Les présidents américain Barack Obama et cubain Raul Castro se retrouvent vendredi au Panama pour un sommet continental historique qui doit consacrer le rapprochement amorcé entre les deux ennemis de la Guerre froide.

Les deux hommes seront côte à côte vendredi soir pour l'ouverture du Sommet des Amériques, puis lors d'un dîner officiel. Mais la Maison-Blanche a indiqué qu'il faudra probablement attendre samedi pour assister à une véritable conversation, la première entre chefs d'État des deux pays depuis 1956.

La présence des deux hommes à ce sommet, qui réunit pendant deux jours une trentaine de chefs d'État, va couronner le réchauffement annoncé en décembre dernier au terme de 18 mois de tractations menées dans le plus grand secret.

Cuba effectue ainsi son retour dans cette grand-messe continentale dont elle restait exclue par les États-Unis et l'Organisation des États américains (OEA) depuis sa première édition en 1994.

MM. Obama et Castro se sont déjà parlés au téléphone mercredi, pour la deuxième fois après leur échange direct du 17 décembre qui avait précédé l'annonce surprise du rapprochement entre les deux pays, a indiqué la Maison-Blanche.

Par ailleurs, le secrétaire d'État américain John Kerry et le ministre cubain des Affaires étrangères Bruno Rodriguez se sont entretenus pendant trois heures dans la nuit de jeudi à vendredi, enregistrant des «progrès» selon le Département d'État.

Vendredi, le président américain a visité le canal de Panama côté Pacifique, sac à dos à l'épaule, avant de s'entretenir avec son homologue panaméen Juan Carlos Varela.
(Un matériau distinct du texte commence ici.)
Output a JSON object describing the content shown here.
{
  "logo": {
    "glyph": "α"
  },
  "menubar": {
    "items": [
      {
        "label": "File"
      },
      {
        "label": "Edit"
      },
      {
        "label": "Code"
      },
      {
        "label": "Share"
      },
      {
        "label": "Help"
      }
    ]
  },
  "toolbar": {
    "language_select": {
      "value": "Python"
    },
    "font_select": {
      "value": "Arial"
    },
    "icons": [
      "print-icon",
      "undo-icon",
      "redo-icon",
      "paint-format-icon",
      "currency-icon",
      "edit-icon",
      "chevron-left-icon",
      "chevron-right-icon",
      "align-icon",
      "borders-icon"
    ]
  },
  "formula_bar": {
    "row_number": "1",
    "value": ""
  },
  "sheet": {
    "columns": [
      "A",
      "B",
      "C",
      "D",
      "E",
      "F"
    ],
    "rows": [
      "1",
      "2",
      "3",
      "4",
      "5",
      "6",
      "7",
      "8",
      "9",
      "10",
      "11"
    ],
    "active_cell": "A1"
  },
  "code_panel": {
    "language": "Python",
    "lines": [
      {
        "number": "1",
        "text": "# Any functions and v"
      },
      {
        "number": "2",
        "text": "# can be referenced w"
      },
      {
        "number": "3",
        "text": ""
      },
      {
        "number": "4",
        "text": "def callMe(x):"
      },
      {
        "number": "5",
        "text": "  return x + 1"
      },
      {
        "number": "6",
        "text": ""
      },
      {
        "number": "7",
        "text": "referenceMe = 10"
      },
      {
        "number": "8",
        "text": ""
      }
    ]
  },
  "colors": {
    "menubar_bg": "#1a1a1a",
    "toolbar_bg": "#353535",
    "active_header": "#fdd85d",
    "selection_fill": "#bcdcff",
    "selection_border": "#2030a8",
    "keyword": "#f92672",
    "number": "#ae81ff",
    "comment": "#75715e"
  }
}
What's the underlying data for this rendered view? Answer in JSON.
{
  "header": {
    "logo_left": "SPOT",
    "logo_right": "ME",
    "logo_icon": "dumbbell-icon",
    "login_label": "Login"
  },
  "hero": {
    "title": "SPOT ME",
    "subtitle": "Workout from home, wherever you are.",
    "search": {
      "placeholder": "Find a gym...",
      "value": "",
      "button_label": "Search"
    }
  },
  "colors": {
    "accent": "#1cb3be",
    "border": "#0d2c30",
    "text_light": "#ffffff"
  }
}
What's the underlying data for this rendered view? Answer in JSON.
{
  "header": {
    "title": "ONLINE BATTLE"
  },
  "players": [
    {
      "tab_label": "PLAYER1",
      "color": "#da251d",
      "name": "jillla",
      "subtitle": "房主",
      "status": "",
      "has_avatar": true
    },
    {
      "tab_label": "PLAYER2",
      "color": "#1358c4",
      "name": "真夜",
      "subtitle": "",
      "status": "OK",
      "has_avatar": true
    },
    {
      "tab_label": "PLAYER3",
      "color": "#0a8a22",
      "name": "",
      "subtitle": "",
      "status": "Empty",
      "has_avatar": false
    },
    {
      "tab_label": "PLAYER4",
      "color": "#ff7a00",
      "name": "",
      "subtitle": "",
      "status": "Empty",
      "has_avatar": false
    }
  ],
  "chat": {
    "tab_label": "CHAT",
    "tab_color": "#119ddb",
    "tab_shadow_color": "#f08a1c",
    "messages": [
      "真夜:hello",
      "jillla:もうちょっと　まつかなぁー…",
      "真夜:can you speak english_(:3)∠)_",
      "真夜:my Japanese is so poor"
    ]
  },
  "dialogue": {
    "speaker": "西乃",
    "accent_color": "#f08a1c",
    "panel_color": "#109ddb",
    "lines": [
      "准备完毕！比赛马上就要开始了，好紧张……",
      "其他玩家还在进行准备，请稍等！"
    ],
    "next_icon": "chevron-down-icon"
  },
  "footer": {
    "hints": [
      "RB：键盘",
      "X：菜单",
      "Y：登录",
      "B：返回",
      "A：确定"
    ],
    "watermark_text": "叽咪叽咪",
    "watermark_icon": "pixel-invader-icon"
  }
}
Son programme prévoit d'autres entretiens avant l'ouverture du Sommet en soirée vers 20 h 00 (heure de Montréal).

«Juste un début»

L'annonce du dégel entre les ennemis de la Guerre froide ouvre la voie à de longues et âpres négociations pour résoudre de nombreux points de contentieux hérités de 53 années d'affrontements.

Jeudi soir, un sénateur démocrate a indiqué que le Département d'État avait entamé les démarches pour la levée d'un premier obstacle: la présence de Cuba dans la liste américaine des pays soutenant le terrorisme.

Vendredi, un porte-parole a indiqué que M. Obama n'était «pas encore au stade» de prendre une décision sur ce point, sans toutefois écarter «une annonce» pendant le sommet.

Le retrait de cette liste est la principale condition posée par Cuba à la réouverture d'ambassades dans les deux pays, même si M. Obama a prévenu que cela «prendrait du temps».

Cette liste est «juste un début» sur le chemin de la normalisation, a relevé pour l'AFP Mark Weisbrot, directeur du Centre de recherche économique et politique à Washington.

Raul Castro a en effet prévenu fin janvier que la normalisation «ne sera pas possible» tant que sera maintenu l'embargo en vigueur depuis 1962 contre l'île communiste.

Ce Sommet «fait partie des négociations en cours» entre La Havane et Washington, explique l'ancien diplomate et universitaire cubain Carlos Alzugaray. «La présence de Raul Castro au sommet n'est pas un aboutissement, mais un début».

De récents sondages ont montré que 59% des Américains et 97% des Cubains sont favorables au rapprochement.

Maduro exige le pardon d'Obama

Soucieux de reprendre pied sur le continent après avoir déminé la question cubaine, M. Obama devra faire face à de nombreux pays latino-américains outrés par sa récente décision de signer un décret qualifiant le Venezuela, principal partenaire économique de Cuba, de «menace» pour la sécurité intérieure des États-Unis.

Le président vénézuélien Nicolas Maduro compte d'ailleurs remettre lors de ce Sommet plus de 13 millions de signatures à M. Obama en faveur de l'annulation de ce décret.

Dans un souci d'apaisement, la Maison-Blanche a expliqué qu'elle cherchait à établir «un dialogue direct avec le Venezuela, même si nous savons qu'il y aura des différences entre nos deux gouvernements sur plusieurs questions.»

Pour ce qui est des résultats réels du Sommet, officiellement consacré à la «prospérité dans l'égalité», les attentes sont minimes: des rumeurs insistantes circulent dans la capitale panaméenne sur l'absence de déclaration finale du fait du litige vénézuélien.

Vendredi, M. Maduro a effectué une visite dans le quartier du Chorillo, partiellement détruit lors de l'intervention américaine de 1989 au Panama, qui avait conduit au renversement de Manuel Noriega.

«Les États-Unis doivent demander pardon au Panama et à l'Amérique latine pour l'invasion de 1989», a-t-il insisté, expliquant qu'il remettrait au président américain une lettre des familles de victimes des bombardements de l'époque exigeant des indemnisations.